Chapelle was Curator of Transportation at the Smithsonian Institution, to which he left all (I think) of his original drawings. The Smithsonian sells blueline copies. When I was getting ready to build that model I ordered copies of those particular drawings, which include the hull lines, outboard and inboard profiles, a scrap view of the transom, and deck plans (no masts or rigging). The prints were on 1/48 scale; I took them to an architectural drafting firm (this was in about 1977 - before big, reducing photocopy machines were common) and had them reduced photographically. I bought lots of copies, and cut them up to make templates.

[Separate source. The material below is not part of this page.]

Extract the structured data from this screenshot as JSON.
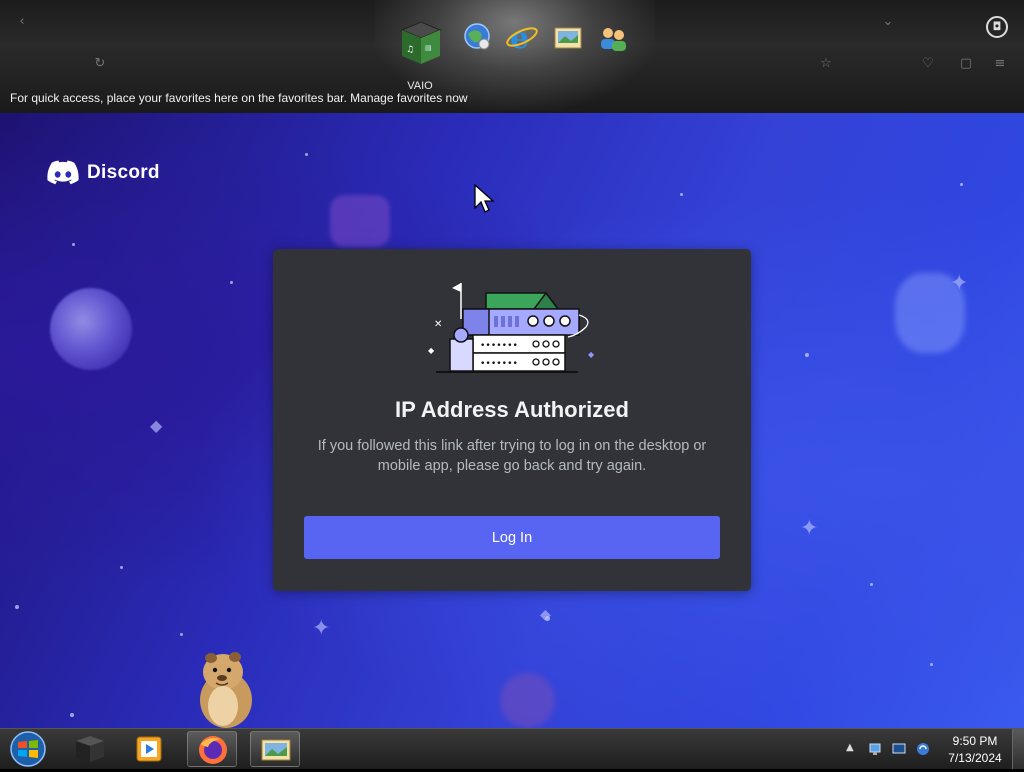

Chapelle apparently traced (and to some extent cleaned up) the Admiralty drawings made by the British after the ship's capture. The originals (on drafting cloth) are part of the collection at the National Maritime Museum in Greenwich, London. They've been reproduced in several books and articles. I kept one of those reproductions on hand as a check on Chapelle, who had a nasty habit of changing small features he found on old plans because he thought they didn't make sense. (More recent research has established that he was often mistaken.) The most prominent example in this case was the shape of the ship's bow at the level of the forecastle deck. As can be seen in the model photos, it has a rather odd, curved configuration that Chapelle, for some reason, didn't copy quite right in his plans. He also added some questionable details (gratings in the platforms at the end of the gangways, for instance) and omitted others. (The Admiralty deck plans show the thickness of the bulwarks. Chapelle doesn't.)
Chapelle's drawings are far easier to work from than the original Admiralty ones. (Eighteenth-century drafting cloth has stretched and shrunk by now, and those old draftsmen were notorious for their use of ivory rulers and scales. Ivory is slightly hygroscopic; measurements taken with instruments like that aren't to be relied upon.) My suggestion to any modern modeler dealing with a subject that's covered in a Chapelle drawing: use Chapelle as your working drawings, but check on his sources if possible.
Contemporary eighteenth-century sail plans are rare. For my little Hancock model I used the spar dimensions of the frigate Raleigh, which was built at the same time in Portsmouth, New Hampshire (not far from Newburyport, Massachusetts, where the Hancock was built). The Raleigh's spar dimensions are included in a fascinating "Inventory" of her equipment that was published years ago in The American Neptune.
There's one other contemporary pictorial source regarding the Hancock: a series of four oil paintings, believed to be the work of Francis Holman, now in the Peabody-Essex Museum of Salem, Massachusetts. The paintings depict the battle in which the Hancock was captured; they may have been commissioned by the captain of H.M.S. Flora, one of the British ships involved in the action. Those paintings don't show the Hancock in much detail (and they represent her inconsistently), but looking at them at least brings the modeler a little closer to the subject.
I suspect that's more than anybody wanted to know about this topic - especially in a thread that started out concentrating on the Constitution's gunport lids. Sorry about that.